ImportError when partially packaging sympy

Hi friends,

I’m working with pyspark and trying to solve symbolic equations using the sympy lib. To use sympy in a distributed spark env, I need to package the dependencies into a .zip file and submit them with my script.

Initially, I attempted to package only the sympy and mpmath directories using the following command:

I installed the sympy with:

pip install --target=dependencies sympy 

and here is the structure of my dependencies folder:

├── mpmath/
├── mpmath-1.3.0.dist-info/
├── sympy/
├── sympy-1.13.3.dist-info/
├── __pycache__/
├── bin/
├── share/

Initially, I attempted to package only the sympy and mpmath directories using the following command:

zip -r ../ . sympy/* mpmath/*

However, when running my PySpark job, I encountered the following error:

ImportError: cannot import name 'make_mpc' from 'mpmath' (unknown location)

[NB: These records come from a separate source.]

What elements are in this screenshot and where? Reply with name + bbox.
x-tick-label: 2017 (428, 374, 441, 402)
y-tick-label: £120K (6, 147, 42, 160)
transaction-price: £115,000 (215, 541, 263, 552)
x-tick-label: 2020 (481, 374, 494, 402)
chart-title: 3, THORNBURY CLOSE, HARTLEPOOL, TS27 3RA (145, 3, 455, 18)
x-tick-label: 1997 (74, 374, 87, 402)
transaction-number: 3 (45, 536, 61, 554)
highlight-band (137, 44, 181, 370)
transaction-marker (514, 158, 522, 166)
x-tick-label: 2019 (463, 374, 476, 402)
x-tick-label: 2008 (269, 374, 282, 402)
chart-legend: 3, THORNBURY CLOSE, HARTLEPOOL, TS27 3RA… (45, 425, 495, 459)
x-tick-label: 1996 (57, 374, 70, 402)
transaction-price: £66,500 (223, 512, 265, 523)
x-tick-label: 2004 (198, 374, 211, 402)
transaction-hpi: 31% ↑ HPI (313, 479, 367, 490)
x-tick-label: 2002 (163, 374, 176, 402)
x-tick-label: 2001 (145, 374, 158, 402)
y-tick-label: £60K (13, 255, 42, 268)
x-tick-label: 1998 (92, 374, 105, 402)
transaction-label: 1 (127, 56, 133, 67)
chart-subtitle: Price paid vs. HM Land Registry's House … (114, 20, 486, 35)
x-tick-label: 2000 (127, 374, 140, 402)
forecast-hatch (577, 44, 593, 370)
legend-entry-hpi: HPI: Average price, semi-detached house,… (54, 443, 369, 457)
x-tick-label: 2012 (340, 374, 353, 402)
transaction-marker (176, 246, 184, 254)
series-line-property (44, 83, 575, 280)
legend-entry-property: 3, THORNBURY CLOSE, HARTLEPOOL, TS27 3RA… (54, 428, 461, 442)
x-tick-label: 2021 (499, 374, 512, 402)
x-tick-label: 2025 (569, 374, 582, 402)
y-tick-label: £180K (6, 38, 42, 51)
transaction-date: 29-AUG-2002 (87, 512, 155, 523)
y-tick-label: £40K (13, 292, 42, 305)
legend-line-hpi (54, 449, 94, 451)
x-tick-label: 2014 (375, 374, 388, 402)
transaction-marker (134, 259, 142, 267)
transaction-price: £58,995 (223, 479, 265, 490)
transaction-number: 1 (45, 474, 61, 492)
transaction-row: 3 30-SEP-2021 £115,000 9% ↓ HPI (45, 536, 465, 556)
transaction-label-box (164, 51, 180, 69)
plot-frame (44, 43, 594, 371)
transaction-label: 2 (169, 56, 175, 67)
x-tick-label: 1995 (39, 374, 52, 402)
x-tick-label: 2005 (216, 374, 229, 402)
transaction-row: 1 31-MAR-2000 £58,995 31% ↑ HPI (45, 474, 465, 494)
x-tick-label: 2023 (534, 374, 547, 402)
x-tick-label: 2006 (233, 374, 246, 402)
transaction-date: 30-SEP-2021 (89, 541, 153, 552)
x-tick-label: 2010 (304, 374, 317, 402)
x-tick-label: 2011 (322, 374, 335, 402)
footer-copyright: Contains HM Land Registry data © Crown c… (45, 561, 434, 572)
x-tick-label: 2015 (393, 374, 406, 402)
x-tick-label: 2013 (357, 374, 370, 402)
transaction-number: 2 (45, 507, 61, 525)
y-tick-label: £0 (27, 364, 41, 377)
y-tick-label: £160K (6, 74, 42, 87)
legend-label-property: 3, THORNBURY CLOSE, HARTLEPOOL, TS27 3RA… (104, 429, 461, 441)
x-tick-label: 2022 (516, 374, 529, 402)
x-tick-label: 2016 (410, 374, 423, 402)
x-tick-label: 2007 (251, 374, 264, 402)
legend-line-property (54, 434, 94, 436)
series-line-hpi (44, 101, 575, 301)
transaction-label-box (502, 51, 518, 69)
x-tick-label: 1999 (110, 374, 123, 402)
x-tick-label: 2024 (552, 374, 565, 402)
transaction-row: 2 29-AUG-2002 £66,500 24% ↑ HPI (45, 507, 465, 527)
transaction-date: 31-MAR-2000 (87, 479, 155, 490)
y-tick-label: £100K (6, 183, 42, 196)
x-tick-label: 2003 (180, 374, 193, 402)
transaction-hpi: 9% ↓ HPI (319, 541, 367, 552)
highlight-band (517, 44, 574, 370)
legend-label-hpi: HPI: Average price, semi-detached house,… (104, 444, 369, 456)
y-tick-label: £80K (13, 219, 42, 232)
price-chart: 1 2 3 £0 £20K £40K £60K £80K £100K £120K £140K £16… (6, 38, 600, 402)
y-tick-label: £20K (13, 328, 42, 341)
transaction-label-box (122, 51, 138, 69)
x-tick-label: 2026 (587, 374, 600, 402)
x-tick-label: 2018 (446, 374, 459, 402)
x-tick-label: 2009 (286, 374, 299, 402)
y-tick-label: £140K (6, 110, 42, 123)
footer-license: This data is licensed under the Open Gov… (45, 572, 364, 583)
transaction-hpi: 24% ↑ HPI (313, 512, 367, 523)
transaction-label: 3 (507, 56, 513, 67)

When I packaged the entire dependencies directory without excluding any files or folders, like this:

zip -r ../ .

The error disappeared, and everything worked fine.

I’m trying to understand why excluding only the sympy and mpmath directories caused the import error . The dependencies folder also contains other directories like mpmath-1.3.0.dist-info , sympy-1.13.3.dist-info , __pycache__ , and share . Could the missing metadata or some other files in these folders be necessary for sympy or mpmath to work correctly?

Any insights into what might be causing the issue when only sympy and mpmath are packaged, and why including all files resolves the problem? I’m particularly interested in understanding if files in dist-info , share , or bin directories are necessary for the library to function properly.

Thanks for your help!

Quick update: It’s a PySpark issue that I’ll further investigate. The package itself works well.